DescriptionEndocytic recycling is the process where by molecules traffic from endosomes back to the plasma membrane. This process is crucial for the maintenance of cellular homeostasis and cell polarity. C. elegans RME-1 and its mammalian homolog mRme-1/EHD1 are required for exit of cargo from the recycling endosome. The mechanism by which they control cargo exit has led to a proposal that they may function in formation of carrier tubules that break off from the recycling endosome. Recent studies suggested parallels of EHD family to the Dynamin GTPase superfamily of mechanoenzymes which function in membrane fission at the clathrin coated pit. Through a bioinformatics based screen we identified an interaction between RME-1 and AMPH-1, the only C. elegans member of Amphiphysin/BIN1 family of BAR-domain proteins. In mammalian neuronal synapses, Amphiphysin family proteins regulate the recruitment and activity of Dynamin for formation of vesicles. We established that AMPH-1 co localizes with RME-1 on recycling endosomes in vivo, amph-1 deletion mutants are defective in recycling endosome morphology and function and that AMPH-1 and RME-1 cooperatively promote the recycling of transmembrane cargo. in vitro we found that purified recombinant AMPH-1/RME-1 co-assemble on membranes to produce short, coated tubules which are qualitatively distinct from those produced by either protein alone. We have established that AMPH-1 and RME-1 serve as a novel membrane tubulation and possibly fission machinery at the recycling endosome, an interaction that is conserved in mammals.

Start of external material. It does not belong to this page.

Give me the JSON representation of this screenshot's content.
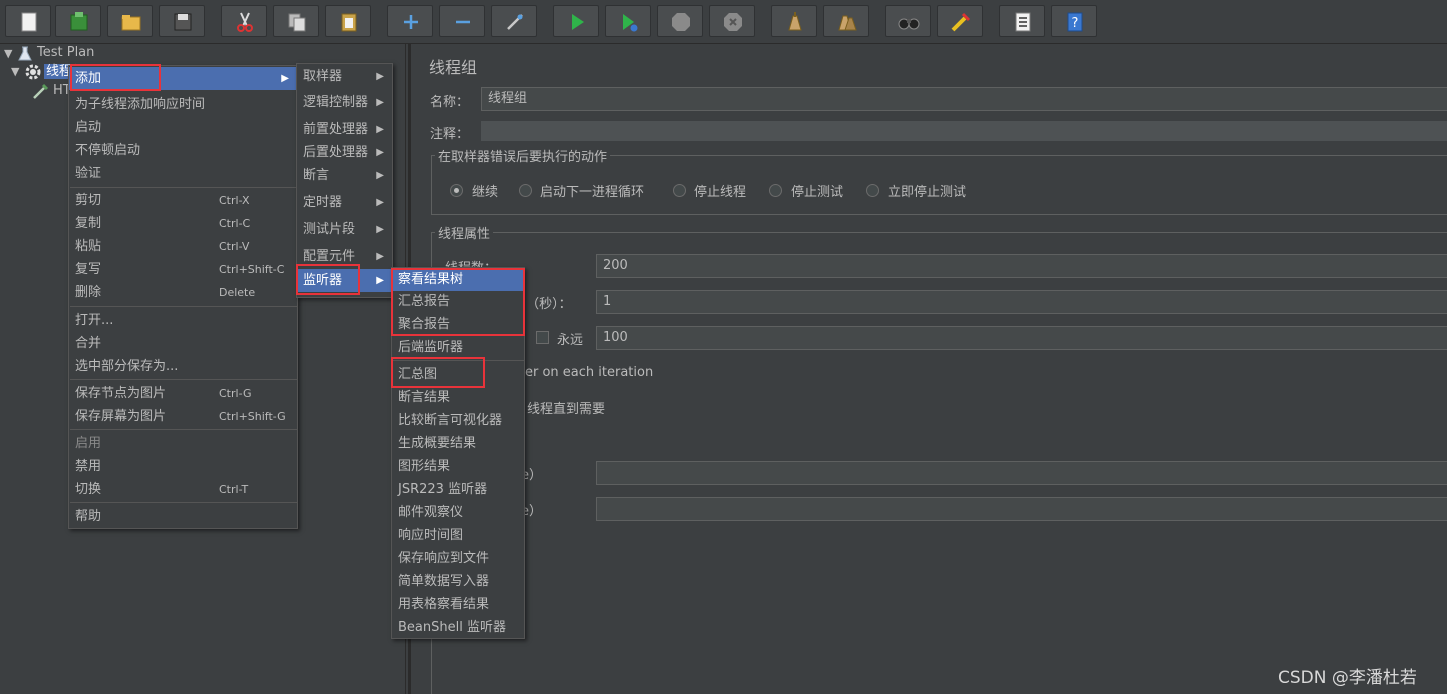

We also investigated the function of a serine/threonine kinase of the germinal center kinase family (GCK-2) which is known to bind two Rabs, RAB-10 and RAB-8, which function in endocytic recycling. We established that GCK-2 is a novel effector of RAB-8 in regulating RME-1 labeled recycling endosomes. In select functions, it may serve as a RAB-10 effector. This may be an example of RABs being sequentially activated by binding the same effector. This study identifies a novel function for a germinal center kinase proteins whose only known function relates to the MAPK signaling cascade.
We recently established an interaction between GCK-2 and AMPH-1. We hypothesize that this interaction could serve as a hub which ties together the major recycling endosome interactions mapped for RME-1/AMPH-1 as well as with RAB-8/RAB-10.